По направлению к Уиллу шел человек — не один из тех, кто был в поезде, а рабочий в кепке. Его лицо загорело и обветрилось, а сам он похудел и уже не был в точности таким же, каким Уилл запомнил его три долгих года назад, но стоило ему лишь улыбнуться своей кривоватой улыбкой, сын сразу узнал отца.
— Уилл! — воскликнул тот. — Мистер Ван Хорн сказал, что ты приехал в вагоне компании!
— Он пригласил меня!
Джеймс Эверетт покачал головой.
— Вот это да!
— На крышу прыгнул снежный человек!
— Ничего удивительного! Где мама?
— Ждет на Прощальной.
— Но она знает, что ты поехал?
— Я попросил ей передать.
Отец выпустил его из объятий и внимательно взглянул на сына.
— Ты так вырос, скоро меня перерастешь. Совсем взрослый!
Уилл улыбнулся, подумав о том, как он стал похож на отца — и сложением, хоть он пока и был гораздо тоньше, и немного кривоватой улыбкой. Рыжие волосы пошли в маму, а большие руки оставались еще одной папиной чертой в сыне. Отцовский облик напоминал ему деревья, которые он видел из окна поезда по пути из Виннипега, выросшие в плохих условиях и ставшие сильными и выносливыми.

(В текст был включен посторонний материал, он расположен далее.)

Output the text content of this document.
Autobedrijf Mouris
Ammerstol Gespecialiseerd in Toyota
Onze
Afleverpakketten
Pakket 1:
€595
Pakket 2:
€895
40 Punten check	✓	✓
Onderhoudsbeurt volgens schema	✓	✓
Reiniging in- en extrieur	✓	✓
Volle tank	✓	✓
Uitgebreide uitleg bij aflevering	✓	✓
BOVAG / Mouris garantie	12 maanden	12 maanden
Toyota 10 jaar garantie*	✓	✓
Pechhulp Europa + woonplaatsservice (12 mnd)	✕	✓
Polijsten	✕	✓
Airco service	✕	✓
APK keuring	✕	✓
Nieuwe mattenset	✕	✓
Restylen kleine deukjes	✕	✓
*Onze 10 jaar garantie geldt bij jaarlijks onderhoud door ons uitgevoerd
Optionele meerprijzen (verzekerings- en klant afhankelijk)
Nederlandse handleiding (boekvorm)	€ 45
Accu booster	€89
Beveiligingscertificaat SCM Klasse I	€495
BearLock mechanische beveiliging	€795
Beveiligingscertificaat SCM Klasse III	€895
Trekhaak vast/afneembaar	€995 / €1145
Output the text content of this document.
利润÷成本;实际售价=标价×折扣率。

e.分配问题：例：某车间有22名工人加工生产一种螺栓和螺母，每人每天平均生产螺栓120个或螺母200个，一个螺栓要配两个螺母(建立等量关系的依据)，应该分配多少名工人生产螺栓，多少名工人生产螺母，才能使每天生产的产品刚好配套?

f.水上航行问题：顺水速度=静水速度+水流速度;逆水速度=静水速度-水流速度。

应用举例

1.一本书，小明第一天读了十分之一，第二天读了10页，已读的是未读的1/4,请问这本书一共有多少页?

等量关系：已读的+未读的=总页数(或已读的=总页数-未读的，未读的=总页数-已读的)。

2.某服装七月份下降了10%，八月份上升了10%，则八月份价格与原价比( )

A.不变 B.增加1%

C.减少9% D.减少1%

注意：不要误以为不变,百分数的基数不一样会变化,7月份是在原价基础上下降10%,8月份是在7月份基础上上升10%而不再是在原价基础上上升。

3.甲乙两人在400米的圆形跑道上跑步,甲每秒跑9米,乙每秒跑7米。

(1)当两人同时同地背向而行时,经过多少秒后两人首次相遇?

— Я тебе что-то привез, — осторожно сказал Уилл. Он опасался, что отцу может не понравиться его подарок. Вдруг тот решит, что это ребячество? Он полез в карман, но в этот момент раздался звон колокола.
— Покажешь после церемонии? — спросил Джеймс. — Начнется через минуту. Тебе будет интересно — они хотят забить последний костыль.
«Последний костыль». Эту фразу Уилл множество раз видел в газетах и в отцовских письмах — она звучала властно и висела в воздухе, как эхо после раскатов грома.
Уилл оставил альбом с набросками в кармане, и отец повел его к тому месту, где уже собирался народ. Уиллу было приятно чувствовать вес папиной руки на своем плече. Поодаль от первого лагеря находился второй. В нем не было деревянных домиков, только палатки и навесы, под которыми китайцы пили чай и паковали свои вещмешки.
— Разве они не идут на церемонию? — спросил Уилл.
— Нет, — ответил отец спокойно. — Они не питают никаких чувств к железной дороге, и я их за это не осуждаю. Их бросали на самые опасные работы, и многие их соотечественники погибли.
Вдруг Уилл увидел нечто, заставившее его замереть на месте. На высоком колу была голова. Ее облепили мухи, и на какой-то миг Уилл подумал, что это голова человека, пока не увидел облезлые, выгоревшие на солнце куски меха.
— Сасквоч?
Джеймс Эверетт кивнул.
— Этот пришел ночью, убил одного из китайских подрывников и попытался утащить его.
— Зачем тут повесили его голову?
— Некоторые считают, что это их отпугивает, но это не так. С тех пор мы стали их истреблять.
Уилл так много раз перечитывал письма отца, что знал их почти наизусть. В прошлом году, когда первые бригады пришли в горы, местные жители предупредили их о сасквочах, «людях-палках». Многие рабочие думали, что это лишь суеверия, но все оказалось реальностью. Сначала приходили только их дети, которые таскали еду из столовых палаток или играли с инструментами рабочих, как забавные обезьянки, но потом появились взрослые и стало не до смеха.
— Пошли, — сказал отец.
Они приблизились к толпе. Папа подтолкнул Уилла вперед, поближе к месту действия. Никто не возражал: казалось, Джеймс Эверетт со всеми держался дружелюбно, для всех находил хорошие слова. Со всех сторон раздавалось:
«Это ваш парнишка?», «Как похож!», «Пусть встанет ближе, чтобы лучше видеть». Очень скоро Уилл оказался позади официальных лиц, с которыми приехал. Самым высоким был мистер Смит в своем цилиндре. Уилл разглядел и Ван Хорна, который беседовал с человеком с окладистой бородой. Все они были в шерстяных пальто, плотно обтягивавших их солидные животы.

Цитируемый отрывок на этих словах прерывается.